Regina Lynn Preciado
In pharma, there are some standards coming out of CDISC for markup of all kinds of medical. It's the unified study data model at CDISC that has some markup in different schemas for clinical and medical information. There are, as a million standards for everything, and we see that FHIR, the F-H-I-R, HL7 FHIR is being adopted as the messaging standard, which is the interoperability for a data-driven submission we're going to send from our company to a health authority.
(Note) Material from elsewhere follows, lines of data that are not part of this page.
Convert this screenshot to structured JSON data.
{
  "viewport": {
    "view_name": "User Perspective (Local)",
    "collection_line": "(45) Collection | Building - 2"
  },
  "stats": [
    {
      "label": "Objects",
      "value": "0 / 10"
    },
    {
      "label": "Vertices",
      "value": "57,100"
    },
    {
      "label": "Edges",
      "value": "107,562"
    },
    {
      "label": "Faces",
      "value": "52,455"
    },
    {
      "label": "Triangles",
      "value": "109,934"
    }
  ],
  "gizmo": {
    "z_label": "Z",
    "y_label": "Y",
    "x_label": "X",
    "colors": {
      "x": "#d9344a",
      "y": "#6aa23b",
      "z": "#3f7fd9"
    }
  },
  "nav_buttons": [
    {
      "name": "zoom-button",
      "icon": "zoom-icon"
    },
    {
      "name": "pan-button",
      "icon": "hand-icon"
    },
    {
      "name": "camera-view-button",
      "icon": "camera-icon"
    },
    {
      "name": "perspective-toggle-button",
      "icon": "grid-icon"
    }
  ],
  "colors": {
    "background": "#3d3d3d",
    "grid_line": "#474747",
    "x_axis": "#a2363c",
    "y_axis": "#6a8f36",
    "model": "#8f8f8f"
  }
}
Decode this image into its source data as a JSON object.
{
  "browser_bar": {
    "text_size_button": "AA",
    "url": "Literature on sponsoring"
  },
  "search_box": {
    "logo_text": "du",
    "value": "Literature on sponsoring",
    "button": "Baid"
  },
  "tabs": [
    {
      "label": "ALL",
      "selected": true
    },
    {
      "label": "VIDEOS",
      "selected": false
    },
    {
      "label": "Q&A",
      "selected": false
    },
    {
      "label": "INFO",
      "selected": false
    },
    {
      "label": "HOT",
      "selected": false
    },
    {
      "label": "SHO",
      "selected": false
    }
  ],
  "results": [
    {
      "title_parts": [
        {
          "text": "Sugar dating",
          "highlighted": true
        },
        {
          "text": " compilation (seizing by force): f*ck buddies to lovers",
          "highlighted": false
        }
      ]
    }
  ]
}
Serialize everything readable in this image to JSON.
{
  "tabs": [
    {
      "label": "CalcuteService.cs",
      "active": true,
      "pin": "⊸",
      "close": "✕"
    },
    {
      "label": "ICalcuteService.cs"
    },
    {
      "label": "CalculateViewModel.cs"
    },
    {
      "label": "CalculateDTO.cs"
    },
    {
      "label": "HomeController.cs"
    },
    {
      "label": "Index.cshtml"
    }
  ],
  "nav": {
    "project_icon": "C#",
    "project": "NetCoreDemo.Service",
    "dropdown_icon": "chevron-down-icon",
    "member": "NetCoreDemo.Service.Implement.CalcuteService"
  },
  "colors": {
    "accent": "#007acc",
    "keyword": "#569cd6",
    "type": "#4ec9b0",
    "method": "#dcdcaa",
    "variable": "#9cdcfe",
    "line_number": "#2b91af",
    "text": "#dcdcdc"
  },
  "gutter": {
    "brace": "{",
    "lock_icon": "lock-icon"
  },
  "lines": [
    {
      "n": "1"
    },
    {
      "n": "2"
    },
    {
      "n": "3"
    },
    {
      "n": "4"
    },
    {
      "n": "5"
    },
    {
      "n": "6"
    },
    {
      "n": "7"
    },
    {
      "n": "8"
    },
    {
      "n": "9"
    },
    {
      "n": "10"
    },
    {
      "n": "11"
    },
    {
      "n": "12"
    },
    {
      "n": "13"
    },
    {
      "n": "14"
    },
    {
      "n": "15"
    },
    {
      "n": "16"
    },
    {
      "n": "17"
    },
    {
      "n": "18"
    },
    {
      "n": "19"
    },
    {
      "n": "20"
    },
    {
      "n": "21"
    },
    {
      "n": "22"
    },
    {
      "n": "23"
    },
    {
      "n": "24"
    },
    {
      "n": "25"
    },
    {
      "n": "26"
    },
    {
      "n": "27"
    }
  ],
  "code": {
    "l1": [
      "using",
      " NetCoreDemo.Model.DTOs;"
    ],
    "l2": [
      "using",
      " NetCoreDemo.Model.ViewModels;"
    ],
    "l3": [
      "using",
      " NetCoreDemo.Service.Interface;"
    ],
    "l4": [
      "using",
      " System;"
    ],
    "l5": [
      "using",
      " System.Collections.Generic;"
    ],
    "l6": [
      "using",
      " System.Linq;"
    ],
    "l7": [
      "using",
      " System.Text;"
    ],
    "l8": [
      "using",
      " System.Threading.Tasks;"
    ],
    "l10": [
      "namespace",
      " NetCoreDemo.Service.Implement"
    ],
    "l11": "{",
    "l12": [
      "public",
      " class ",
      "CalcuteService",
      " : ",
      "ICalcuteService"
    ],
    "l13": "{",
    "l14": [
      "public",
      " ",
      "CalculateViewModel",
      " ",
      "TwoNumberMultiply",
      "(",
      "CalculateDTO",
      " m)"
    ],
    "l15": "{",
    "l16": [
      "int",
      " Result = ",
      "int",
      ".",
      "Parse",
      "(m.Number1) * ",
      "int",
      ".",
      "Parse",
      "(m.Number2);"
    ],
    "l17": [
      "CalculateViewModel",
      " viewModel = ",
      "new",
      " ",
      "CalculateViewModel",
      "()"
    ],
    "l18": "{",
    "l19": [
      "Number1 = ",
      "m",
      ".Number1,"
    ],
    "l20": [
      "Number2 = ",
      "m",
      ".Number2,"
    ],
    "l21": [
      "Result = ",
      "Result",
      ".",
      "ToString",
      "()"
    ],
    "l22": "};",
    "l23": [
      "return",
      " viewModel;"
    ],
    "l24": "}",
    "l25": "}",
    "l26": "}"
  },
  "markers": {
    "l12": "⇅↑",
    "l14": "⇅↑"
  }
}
That seems to be the one that has won the standards game, in part because I think a lot of content people don't worry about APIs and the integration of technology. So that was easy to adopt, whereas the content markup has been harder to adopt. There are different initiatives at ICH and CDISC coming up with some XML markup standards.
55:57
A very easy-breezy way to say this is, almost anything that's marked up in a consistent XML structure can be transformed into almost any other XML structure. Any developers on this call just went like this. But from a content perspective, that's almost true.
David Turner
What I tell people is that there are a lot of delivery standards. This group, for this purpose, you need this. For this, for that purpose, you're going to go to the FDA, you got to have SPL, XML. We know if you're going to do an EPI mission, you need FHIR. You look up, there 16 different things on the CDISC website. That doesn't necessarily mean that you want to write your content in all of those different models. A really good way is to figure out a good central model, like a DITA, type of a general purpose, and then you can create basically what you call transforms where we can then transfer. Okay, so I've written this EPI and I've tagged it this way. So now I press a button and it creates the FHIR XML that's needed. It creates the SPL XML that's needed. It creates the HTML that's needed from our website, so on and so forth.
Regina Lynn Preciado
Yes.
David Turner
So if we can answer more questions. Sorry, I'm on one question.
Marianne Calilhanna
Okay. So –
Regina Lynn Preciado
Go ahead.
Marianne Calilhanna
That's okay. I was starting to type a response to someone and it got away from me. Someone asked if this is being recorded. It is being recorded. We'll be sharing it in the on-demand section of our website, and everyone who's here will be sure to send out a reminder once it's up on the website so you can share it with your colleagues. Okay, let's see if we can answer this one in about one minute." How can I figure out a content model? My docs are all over the place."
Regina Lynn Preciado
Oh, email me.
David Turner
Oh, that's easy. Call Regina.
Regina Lynn Preciado
That's a long answer. I have some blogs and papers and things I could share with you on that, but I'm also happy to talk about it with you, seriously. So email me. My email is somewhere on this, but it's reginap@contentrules. I'm all over the place. Google me, there's only four of me on LinkedIn. Happy to help.
David Turner
All right.
Marianne Calilhanna
Okay, so –
David Turner
Marianne, I think that brings us up to you then.
Marianne Calilhanna
We are at the end of the hour. Thank you so much for taking time out of your day and staying with us during this conversation that we think is really important. Really important to distinguish what we mean when we talk about AI and where it fits into different organizations and their workflows. So just to let everyone know, as we wind up, the DCL Learning Series comprises webinars like this, monthly newsletter and our blog. You can access many other webinars related to life sciences, pharma, content structure, XML standards at dataconversionlaboratory.com in the on-demand webinar section. We sure do hope to see you at future webinars. Have a fantastic rest of the day. This concludes today's broadcast.
Regina Lynn Preciado
Thank you, Marianne and David. This was great.